Transportando isso para outras áreas no meu dia-a-dia, vejo que essa falta de entrega se aplica em vários momentos.
Não se trata de
fazer mal as coisas ou de não saber desempenhar determinadas tarefas; trata-se
de me sentir a fazer parte com o que estou a fazer e sentir que a intuição
comanda a ação e a mente fica parada sem qualquer julgamento.
A vida uma dança e tenho que aprender a viver consoante a sua melodia, com a alegria de quem se entrega a um passo de dança e permite que o corpo encontre o seu ritmo.
São cada vez mais
frequentes os momentos em que sinto essa entrega e faço as coisas como se nada
mais existisse no mundo.
Porque na verdade a única coisa que eu tenho garantida é a efemeridade da vida. Todos os momentos passam, as pessoas vão e vêm e cada segundo não aproveitado é um segundo não vivido, que não volta nunca mais.

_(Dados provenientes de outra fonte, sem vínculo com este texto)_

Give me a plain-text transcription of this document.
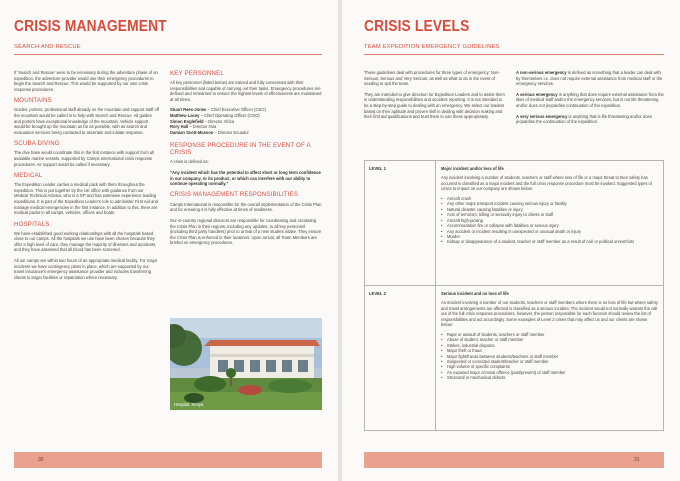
CRISIS MANAGEMENT
SEARCH AND RESCUE

If 'Search and Rescue' were to be necessary during the adventure phase of an expedition, the adventure provider would use their emergency procedures to begin the Search and Rescue. This would be supported by our own crisis response procedures.

MOUNTAINS

Guides, porters, professional staff already on the mountain and support staff off the mountain would be called in to help with Search and Rescue. All guides and porters have exceptional knowledge of the mountain. Vehicle support would be brought up the mountain as far as possible, with air search and evacuation services being contacted to ascertain and initiate response.

SCUBA DIVING

The dive base would coordinate this in the first instance with support from all available marine vessels, supported by Camps International crisis response procedures. Air support would be called if necessary.

MEDICAL

The Expedition Leader carries a medical pack with them throughout the expedition. This is put together by the UK office with guidance from our Medical Technical Advisor, who is a GP and has extensive experience leading expeditions. It is part of the Expedition Leader's role to administer First Aid and manage medical emergencies in the first instance. In addition to this, there are medical packs in all camps, vehicles, offices and boats.

HOSPITALS

We have established good working relationships with all the hospitals based close to our camps. All the hospitals we use have been chosen because they offer a high level of care, they manage the majority of illnesses and accidents, and they have assessed that all blood has been screened.

All our camps are within two hours of an appropriate medical facility. For major incidents we have contingency plans in place, which are supported by our travel insurance's emergency assistance provider and includes transferring clients to larger facilities or repatriation where necessary.

KEY PERSONNEL

All key personnel (listed below) are trained and fully conversant with their responsibilities and capable of carrying out their tasks. Emergency procedures are defined and rehearsed to ensure the highest levels of effectiveness are maintained at all times.

Stuart Rees-Jones – Chief Executive Officer (CEO)
Matthew Lacey – Chief Operating Officer (COO)
Simon Englefield – Director Africa
Rory Hall – Director Asia
Damian Scott-Masson – Director Ecuador
RESPONSE PROCEDURE IN THE EVENT OF A CRISIS

A crisis is defined as:

"Any incident which has the potential to affect short or long term confidence in our company, or its product, or which can interfere with our ability to continue operating normally."

CRISIS MANAGEMENT RESPONSIBILITIES

Camps International is responsible for the overall implementation of the Crisis Plan and for ensuring it is fully effective at times of readiness.

Our in-country regional directors are responsible for coordinating and circulating the Crisis Plan in their regions, including any updates, to all key personnel (including third party handlers) prior to arrival of a new student intake. They ensure the Crisis Plan is enforced in their locations. Upon arrival, all Team Members are briefed on emergency procedures.

Hospital, Kenya
30
CRISIS LEVELS
TEAM EXPEDITION EMERGENCY GUIDELINES

These guidelines deal with procedures for three types of emergency: Non-Serious, Serious and Very Serious, as well as what to do in the event of needing to spit the team.

They are intended to give direction for Expedition Leaders and to assist them in understanding responsibilities and accident reporting. It is not intended to be a step-by-step guide to dealing with an emergency. We select our leaders based on their aptitude and proven skill in dealing with decision making and their first aid qualifications and trust them to use these appropriately.

A non-serious emergency is defined as something that a leader can deal with by themselves i.e. does not require external assistance from medical staff or the emergency services.

A serious emergency is anything that does require external assistance from the likes of medical staff and/or the emergency services, but is not life threatening and/or does not jeopardise continuation of the expedition.

A very serious emergency is anything that is life threatening and/or does jeopardise the continuation of the expedition.

LEVEL 1	Major incident and/or loss of life

Any incident involving a number of students, teachers or staff where loss of life or a major threat to their safety has occurred is classified as a major incident and the full crisis response procedure must be invoked. Suggested types of crises to impact on our company are shown below:

• Aircraft crash
• Any other major transport incident causing serious injury or fatality
• Natural disaster causing fatalities or injury
• Acts of terrorism, killing or seriously injury to clients or staff
• Aircraft high-jacking
• Accommodation fire or collapse with fatalities or serious injury
• Any accident or incident resulting in unexpected or unusual death or injury
• Murder
• Kidnap or disappearance of a student, teacher or staff member as a result of civil or political unrest/riots
LEVEL 2	Serious incident and no loss of life

An incident involving a number of our students, teachers or staff members where there is no loss of life but where safety and travel arrangements are affected is classified as a serious incident. The incident would not normally warrant the call out of the full crisis response procedures, however, the person responsible for each function should review the list of responsibilities and act accordingly. Some examples of Level 2 crises that may affect us and our clients are shown below:

• Rape or assault of students, teachers or staff member
• Abuse of student, teacher or staff member
• Strikes, industrial disputes
• Major theft or fraud
• Major fight/fracas between students/teachers or staff member
• Suspected or convicted student/teacher or staff member
• High volume of specific complaints
• An exposed major criminal offence (past/present) of staff member
• Structural or mechanical defects
31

Para que em todos os momentos da minha vida eu possa usufruir daquilo que me é apresentado, tenho que me entregar àquilo que estou a viver. Não pode haver uma parte de mim que se contenha, porque isso significa que não estou a dar o meu todo e se não dou tudo, não posso esperar receber tudo.

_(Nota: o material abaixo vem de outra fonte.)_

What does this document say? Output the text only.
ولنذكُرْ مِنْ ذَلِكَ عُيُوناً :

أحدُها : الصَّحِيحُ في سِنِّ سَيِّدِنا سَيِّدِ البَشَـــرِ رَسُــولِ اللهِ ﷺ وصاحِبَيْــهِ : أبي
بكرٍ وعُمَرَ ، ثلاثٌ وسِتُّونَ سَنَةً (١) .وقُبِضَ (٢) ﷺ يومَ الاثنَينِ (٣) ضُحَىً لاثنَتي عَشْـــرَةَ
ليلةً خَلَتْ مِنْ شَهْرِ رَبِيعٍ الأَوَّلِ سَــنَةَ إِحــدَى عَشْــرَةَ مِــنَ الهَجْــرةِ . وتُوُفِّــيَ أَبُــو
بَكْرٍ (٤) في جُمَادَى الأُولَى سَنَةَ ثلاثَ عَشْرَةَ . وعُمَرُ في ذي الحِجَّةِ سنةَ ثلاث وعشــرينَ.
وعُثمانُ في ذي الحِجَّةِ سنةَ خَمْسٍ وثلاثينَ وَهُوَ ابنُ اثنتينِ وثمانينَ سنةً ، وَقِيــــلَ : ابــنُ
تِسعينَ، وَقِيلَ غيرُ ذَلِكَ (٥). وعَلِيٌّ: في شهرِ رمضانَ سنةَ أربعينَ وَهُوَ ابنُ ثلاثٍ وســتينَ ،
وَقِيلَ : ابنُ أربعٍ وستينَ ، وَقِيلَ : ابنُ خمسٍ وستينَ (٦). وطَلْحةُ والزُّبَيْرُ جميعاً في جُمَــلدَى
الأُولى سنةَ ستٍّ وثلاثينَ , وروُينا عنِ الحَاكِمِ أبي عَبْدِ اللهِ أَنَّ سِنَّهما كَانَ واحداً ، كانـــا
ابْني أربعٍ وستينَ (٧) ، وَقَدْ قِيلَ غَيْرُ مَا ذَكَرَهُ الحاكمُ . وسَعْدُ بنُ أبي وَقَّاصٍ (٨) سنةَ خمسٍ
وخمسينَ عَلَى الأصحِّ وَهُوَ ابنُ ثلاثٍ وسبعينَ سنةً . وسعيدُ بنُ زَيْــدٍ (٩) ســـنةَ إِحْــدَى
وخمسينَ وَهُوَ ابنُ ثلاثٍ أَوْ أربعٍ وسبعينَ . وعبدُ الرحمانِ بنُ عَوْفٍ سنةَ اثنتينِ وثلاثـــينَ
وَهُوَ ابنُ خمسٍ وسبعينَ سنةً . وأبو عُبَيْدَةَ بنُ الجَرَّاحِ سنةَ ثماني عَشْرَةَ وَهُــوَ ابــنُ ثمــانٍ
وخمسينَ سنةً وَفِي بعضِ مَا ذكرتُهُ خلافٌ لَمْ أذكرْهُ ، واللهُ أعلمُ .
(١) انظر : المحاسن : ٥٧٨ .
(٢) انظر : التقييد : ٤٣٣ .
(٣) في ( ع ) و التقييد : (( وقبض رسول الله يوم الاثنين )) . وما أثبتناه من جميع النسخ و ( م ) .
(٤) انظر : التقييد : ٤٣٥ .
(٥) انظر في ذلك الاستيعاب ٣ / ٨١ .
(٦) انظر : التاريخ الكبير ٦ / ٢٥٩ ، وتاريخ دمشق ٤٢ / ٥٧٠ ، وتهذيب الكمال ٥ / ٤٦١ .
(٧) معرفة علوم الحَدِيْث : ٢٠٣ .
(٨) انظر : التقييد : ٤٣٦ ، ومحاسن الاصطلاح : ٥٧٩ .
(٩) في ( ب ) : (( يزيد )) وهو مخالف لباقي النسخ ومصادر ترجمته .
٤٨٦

Entregar-me à vida pressupõe que eu confie na perfeição do seu fluxo e que ao longo de todo o dia eu mantenha presente que tudo aquilo que acontece é aquilo que eu realmente preciso.
Não posso dar um passo com medo do que vai acontecer; não posso “encarar” cada situação com insegurança; não posso duvidar de mim e da minha capacidade de orientar a minha vida da melhor maneira.

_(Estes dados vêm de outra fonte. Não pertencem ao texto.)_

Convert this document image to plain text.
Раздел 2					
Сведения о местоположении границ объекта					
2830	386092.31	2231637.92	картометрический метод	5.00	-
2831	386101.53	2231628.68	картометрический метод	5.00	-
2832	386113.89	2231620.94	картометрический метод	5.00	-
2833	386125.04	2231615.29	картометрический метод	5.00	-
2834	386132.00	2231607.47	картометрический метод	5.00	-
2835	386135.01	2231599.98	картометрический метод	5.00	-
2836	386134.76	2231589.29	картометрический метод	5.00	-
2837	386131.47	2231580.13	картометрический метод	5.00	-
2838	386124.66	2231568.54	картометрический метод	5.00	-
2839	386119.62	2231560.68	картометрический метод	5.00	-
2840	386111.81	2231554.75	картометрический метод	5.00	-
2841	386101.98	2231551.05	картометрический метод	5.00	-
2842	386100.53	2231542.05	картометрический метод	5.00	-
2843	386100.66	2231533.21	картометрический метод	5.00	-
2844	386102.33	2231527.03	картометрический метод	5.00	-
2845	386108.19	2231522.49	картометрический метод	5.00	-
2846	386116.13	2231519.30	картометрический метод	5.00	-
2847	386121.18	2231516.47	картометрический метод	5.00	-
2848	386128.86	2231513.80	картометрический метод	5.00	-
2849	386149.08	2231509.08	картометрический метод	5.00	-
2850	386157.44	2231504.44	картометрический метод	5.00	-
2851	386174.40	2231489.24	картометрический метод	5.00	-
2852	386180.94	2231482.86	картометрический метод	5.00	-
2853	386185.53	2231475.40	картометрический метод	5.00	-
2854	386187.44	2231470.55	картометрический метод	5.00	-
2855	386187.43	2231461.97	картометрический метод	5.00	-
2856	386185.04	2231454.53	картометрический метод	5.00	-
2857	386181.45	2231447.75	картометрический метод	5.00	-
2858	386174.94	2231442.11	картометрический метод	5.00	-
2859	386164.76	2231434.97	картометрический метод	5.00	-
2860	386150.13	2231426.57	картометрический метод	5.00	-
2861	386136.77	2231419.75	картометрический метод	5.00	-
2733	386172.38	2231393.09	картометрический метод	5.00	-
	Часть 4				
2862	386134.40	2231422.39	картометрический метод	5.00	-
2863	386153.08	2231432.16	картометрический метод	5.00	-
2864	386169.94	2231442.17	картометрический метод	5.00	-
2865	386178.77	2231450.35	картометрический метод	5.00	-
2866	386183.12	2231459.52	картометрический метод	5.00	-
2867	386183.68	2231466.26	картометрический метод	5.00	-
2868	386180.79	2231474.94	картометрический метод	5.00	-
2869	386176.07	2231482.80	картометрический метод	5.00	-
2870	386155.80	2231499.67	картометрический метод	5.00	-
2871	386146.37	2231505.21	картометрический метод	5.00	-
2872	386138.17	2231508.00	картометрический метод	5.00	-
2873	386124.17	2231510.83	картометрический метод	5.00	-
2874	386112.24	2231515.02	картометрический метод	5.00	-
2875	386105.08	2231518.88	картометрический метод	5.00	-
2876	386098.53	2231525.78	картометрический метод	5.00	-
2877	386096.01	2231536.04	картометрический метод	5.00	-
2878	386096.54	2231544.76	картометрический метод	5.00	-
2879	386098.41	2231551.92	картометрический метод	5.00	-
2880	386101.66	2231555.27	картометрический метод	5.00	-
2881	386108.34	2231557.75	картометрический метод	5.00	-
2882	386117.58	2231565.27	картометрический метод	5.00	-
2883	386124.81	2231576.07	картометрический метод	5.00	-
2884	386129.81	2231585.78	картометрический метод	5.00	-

Ao entregar-me à vida, deixo de ter a ilusão de controlo e passo a usufruir daquilo que acontece, sem apego ao resultado e sem julgar o que está a acontecer.
No período em que me senti pior comigo mesma foi na altura em que julgava e resistia a tudo: o que acontecia, aquilo que eu fazia em relação àquilo que acontecia, aquilo que devia ter feito…
Perdia tanto tempo nisto que deixei de ter tempo para algo que era realmente importante: viver. No meio de tanta dúvida, tanto medo e tantos pensamentos, esqueci-me que eu sou responsável pela minha realidade.
Sou eu quem decide se algo contribui para o meu crescimento ou se é motivo para entrar em negação. Sou eu quem dá poder à minha mente para se sobrepor a tudo o resto.
Nas últimas semanas tenho estado bastante atenta àquilo que vou pensando e sentindo ao longo do dia e cheguei à conclusão que 100% dos problemas e mal-estar são causados por cenários na minha cabeça.
Quando decido desligar este “mecanismo” (ou pelo menos diminuir-lhe o volume) e permito que aconteça o que é preciso, entregando-me sem dúvida à vida, maravilho-me com os resultados com que sou presenteada.
O ato de entrega é essencial para aquele bem-estar que eu sempre procurei e sempre que deixo que ele faça parte do meu dia-a-dia, tomo consciência do quão maravilhoso é deixar que tudo flua e se encaixe.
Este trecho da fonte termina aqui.